What really got me was the baby seal look on the poor model’s face. She just looked profoundly uncomfortable – like she’s not sure why she signed up for something like this, and she’s hoping her mother and / or future non-porn-industry employers aren’t watching.

Basically, she looks unethically treated.

And that’s what got me thinking. Who among us speaks up for the poor, oppressed, fabulously-rich and beautiful?

My new organization:


All joking aside…

PETA, just be aware that when you put together extreme lack of focus with  sensationalism all you get is noise. Just noise.

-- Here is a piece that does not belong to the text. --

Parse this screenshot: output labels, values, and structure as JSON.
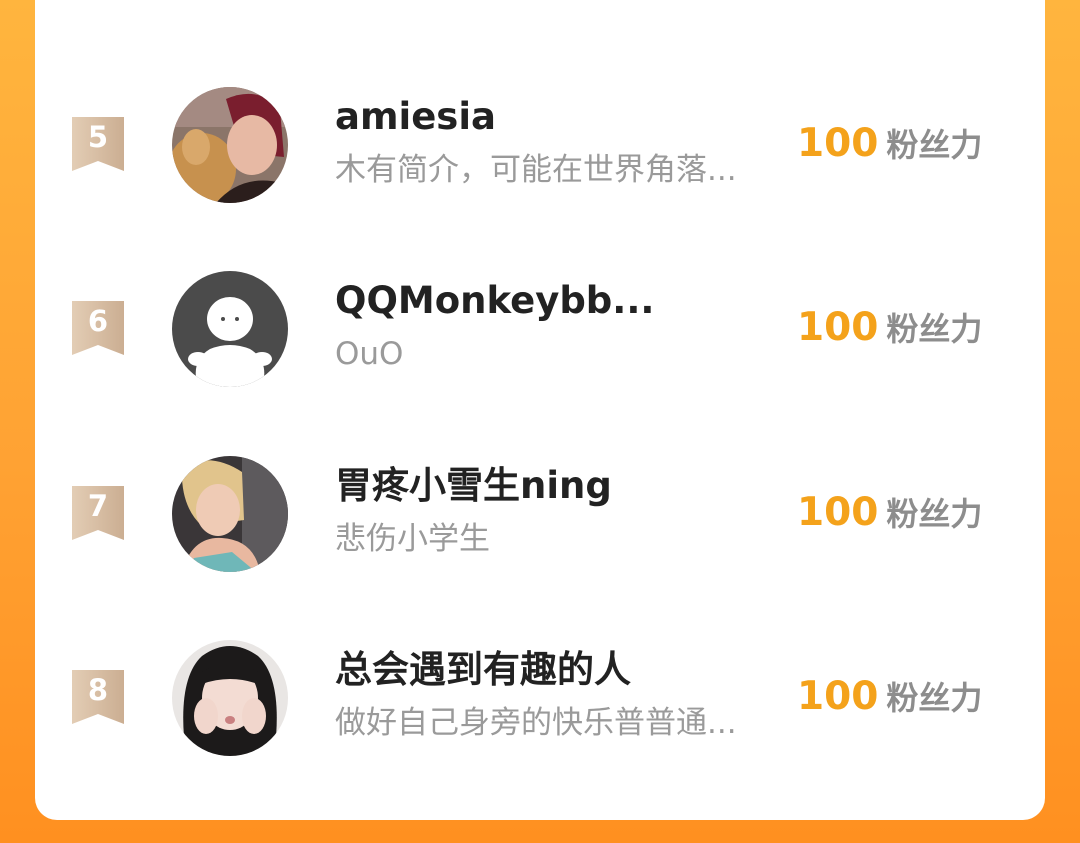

If you want me back, just work on these two things:

  1. Focus on issues where you can actually make a difference. I might be convinced to stop wearing fur or eat less meat but if you tell me never to buy leather or drink a glass of milk, you’ve lost me.
  2. Try subtlety. Seriously. It works. You can tease and be playful, but make sure there’s a solid, audience-friendly point at the end. And make sure it never crosses the line into titillation and sensationalism for their own sake.

Because while you might “reach” your audience, trust me: they won’t be listening to what you’re trying to say.

How about you readers: has PETA lost their edge? Am I being fair?